Situasi kepemerintahan dua khalifah berikutnya lebih kompleks. Seperti masa Usman ibn Affan dengan isu-isu nepotismenya, membuat pemerintahan Usman menuai banyak kritik dari rakyat.[10] Kritik tersebut kemudian di eskpresikan menjadi pemberontakan kekecewaan di beberapa titik. Salah satu yang terekam adalah pasukan pemberontak Mesir -yang terkena virus fitnah dari Abdullah ibn Saba’- berangkat ke Madinah dengan menyamar sebagai jamaah umrah untuk menyebarkan propaganda buruk pemerintahan sahabat Usman.
Alih-alih mengambil tindakan represif, Usman justru mengirimkan Ali ibn Abi Thalib untuk melakukan negosiasi. Akhirnya, para demonstran yang menyamar itu kemudian membatalkan rencana provokasi tersebut dan kembali ke tanah Mesir dengan tangan kosong.[11] Ini adalah hasil dari kebijaksanaan Usman, yakni dengan membuka dialog bersama para pihak yang tidak sepaham dengan pemerintahan.
Sikap bijak dalam menerima suara ketidaksepahaman juga dicontohkan oleh khalifah terakhir, Ali bin Abi Thalib. Dalam satu kesempatan, Ali mendapatkan sanggahan dari seseorang (rajul) mengenai suatu persoalan. Ali kemudian menjawab sembari mendedahkan Surah Yusuf Ayat 76,
أصبتَ وأخطأتُ {وفوق كل ذى علم عليم}[12]
“Kamu benar dan saya salah. (Dan di atas setiap orang yang punya ilmu masih ada ilmu).”
Dari beberapa teladan (uswah) dari para pemimpin di atas, dapat dilihat bahwa dalam menjawab kritik atau narasi berseberangan yang datang dari bawah, dilakukan selaras dengan sikap terbuka, jiwa yang besar (berintegritas), serta siap dan merasa butuh dengan kritik atas pemerintahan yang sedang diemban. Sehingga jawaban dari pemimpin Islam itu menjadi cenderung solutif dan ditujukan untuk menggapai maslahat, hingga akhirnya dapat diterima oleh khalayak. Bukan malah memperkeruh keadaan dengan ungkapan-ungkapan tidak layak, hingga kebijakan yang mempersulit hidup rakyat. Tidak ada respons tone-deaf, apalagi jawaban bernuansa insult politics dari pemimpin umat Islam tersebut. Sekian.

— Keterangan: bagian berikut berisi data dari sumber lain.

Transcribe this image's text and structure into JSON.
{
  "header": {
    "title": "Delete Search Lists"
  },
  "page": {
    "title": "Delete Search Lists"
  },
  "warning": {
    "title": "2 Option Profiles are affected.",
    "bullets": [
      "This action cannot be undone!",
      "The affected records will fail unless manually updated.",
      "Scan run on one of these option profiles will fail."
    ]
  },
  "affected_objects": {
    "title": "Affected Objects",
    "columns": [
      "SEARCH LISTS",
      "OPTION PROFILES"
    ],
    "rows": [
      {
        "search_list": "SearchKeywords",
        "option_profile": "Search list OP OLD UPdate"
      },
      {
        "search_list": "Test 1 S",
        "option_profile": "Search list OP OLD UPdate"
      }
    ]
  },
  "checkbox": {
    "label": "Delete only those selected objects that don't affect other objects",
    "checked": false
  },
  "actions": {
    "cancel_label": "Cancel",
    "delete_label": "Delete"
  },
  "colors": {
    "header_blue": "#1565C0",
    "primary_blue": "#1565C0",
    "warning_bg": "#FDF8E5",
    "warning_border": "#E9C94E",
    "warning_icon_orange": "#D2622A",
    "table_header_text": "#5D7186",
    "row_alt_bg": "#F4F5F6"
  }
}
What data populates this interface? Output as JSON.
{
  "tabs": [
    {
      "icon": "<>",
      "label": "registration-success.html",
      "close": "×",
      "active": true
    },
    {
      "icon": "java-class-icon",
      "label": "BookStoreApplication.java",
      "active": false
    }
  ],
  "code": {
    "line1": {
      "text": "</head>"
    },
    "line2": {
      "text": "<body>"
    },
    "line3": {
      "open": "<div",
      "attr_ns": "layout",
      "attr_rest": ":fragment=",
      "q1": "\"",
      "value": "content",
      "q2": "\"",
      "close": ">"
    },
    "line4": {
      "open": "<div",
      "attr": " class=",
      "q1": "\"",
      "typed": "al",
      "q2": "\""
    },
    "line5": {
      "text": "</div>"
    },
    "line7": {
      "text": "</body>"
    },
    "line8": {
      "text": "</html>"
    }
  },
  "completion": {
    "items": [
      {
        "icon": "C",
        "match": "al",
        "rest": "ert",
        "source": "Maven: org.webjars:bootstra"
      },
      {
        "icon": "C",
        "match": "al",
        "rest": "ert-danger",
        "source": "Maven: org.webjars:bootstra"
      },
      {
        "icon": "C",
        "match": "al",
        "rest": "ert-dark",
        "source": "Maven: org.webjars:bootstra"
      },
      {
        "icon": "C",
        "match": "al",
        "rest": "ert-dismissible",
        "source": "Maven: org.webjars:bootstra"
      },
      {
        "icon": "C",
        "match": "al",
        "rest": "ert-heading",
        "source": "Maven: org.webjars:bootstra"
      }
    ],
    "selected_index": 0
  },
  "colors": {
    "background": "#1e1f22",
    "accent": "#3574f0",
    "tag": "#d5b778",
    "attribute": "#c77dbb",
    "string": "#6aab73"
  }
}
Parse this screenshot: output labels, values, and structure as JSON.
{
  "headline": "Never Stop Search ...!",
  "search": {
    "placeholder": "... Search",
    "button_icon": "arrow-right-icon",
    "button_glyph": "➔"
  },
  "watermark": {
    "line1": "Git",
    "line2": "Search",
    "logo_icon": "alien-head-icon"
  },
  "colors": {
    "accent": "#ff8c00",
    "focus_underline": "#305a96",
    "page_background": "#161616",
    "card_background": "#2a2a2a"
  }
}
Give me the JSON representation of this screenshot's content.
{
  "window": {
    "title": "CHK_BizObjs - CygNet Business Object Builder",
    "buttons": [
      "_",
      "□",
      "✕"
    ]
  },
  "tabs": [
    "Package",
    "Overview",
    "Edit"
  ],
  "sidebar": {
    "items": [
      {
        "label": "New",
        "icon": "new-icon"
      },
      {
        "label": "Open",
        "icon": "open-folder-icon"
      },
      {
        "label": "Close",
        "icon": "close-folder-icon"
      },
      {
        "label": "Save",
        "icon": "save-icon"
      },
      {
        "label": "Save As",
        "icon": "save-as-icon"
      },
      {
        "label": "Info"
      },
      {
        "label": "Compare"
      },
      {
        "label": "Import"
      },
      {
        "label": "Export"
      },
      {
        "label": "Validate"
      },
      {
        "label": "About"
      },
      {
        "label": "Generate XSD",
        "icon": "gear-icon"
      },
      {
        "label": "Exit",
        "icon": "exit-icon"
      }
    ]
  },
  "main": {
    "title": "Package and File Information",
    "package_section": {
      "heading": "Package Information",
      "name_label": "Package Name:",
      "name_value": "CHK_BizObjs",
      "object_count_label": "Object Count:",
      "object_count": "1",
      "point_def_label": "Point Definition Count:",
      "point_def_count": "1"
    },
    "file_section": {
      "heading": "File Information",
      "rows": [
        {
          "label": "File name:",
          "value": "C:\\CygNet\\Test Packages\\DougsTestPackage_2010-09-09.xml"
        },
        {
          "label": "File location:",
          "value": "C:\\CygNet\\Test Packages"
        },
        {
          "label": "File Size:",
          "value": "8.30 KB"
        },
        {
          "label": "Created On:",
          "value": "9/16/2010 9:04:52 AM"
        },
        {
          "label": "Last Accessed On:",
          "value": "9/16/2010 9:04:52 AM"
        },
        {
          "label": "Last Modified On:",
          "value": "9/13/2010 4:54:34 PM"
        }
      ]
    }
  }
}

[1] https://www.tempo.co/politik/blunder-komunikasi-pejabat-immanuel-ebenezer-ahmad-sahroni-hingga-hasan-nasbi-2063424
[2] https://theconversation.com/komunikasi-tone-deaf-pemerintah-kritik-dianggap-ancaman-dialog-dibalas-candaan-252941#:~:text=Dalam%20kasus%20pengiriman%20kepala%20babi,harus%20terlebih%20dulu%20belajar%20mendengar.
[3] Karena dalam jurnalnya, Q. Zaman mengungkapkan bahwa wujud nyata dari sebuah Negara Madinah adalah bagaimana nabi diangkat menjadi pemimpin melalui kontrak sosial (bai’at ‘aqabah), rakyat dan wilayah kekuasaannya jelas, landasan formilnya/konstitusinya adalah Piagam Madinah, unsur legislatif, eksekutif, dan yudikatif secara implisit juga ada, pendapatan negara (pajak), bahkan politik internasionalnya pun telah ada. Baca selengkapnya: https://ejournal.uin-suka.ac.id/syariah/inright/article/view/1233
[4] Menurut Prof Abu Yasid dalam pengantar buku Fiqh Tata Negara milik KH. Afifuddin Muhajir, mengungkapkan bahwa sebenarnya tidak ada dikotomi antara agama dan negara. Dengan watak holistik yang dimiliki Islam, akhirnya agama ini menganggap bahwa negara pada hakikatnya merupakan bagian integral atau perluasan dari agama itu sendiri. Dari pandangan seperti ini lalu muncul adagium yang berbunyi al-Islam Diin wa Dawlah (Islam adalah agama sekaligus negara).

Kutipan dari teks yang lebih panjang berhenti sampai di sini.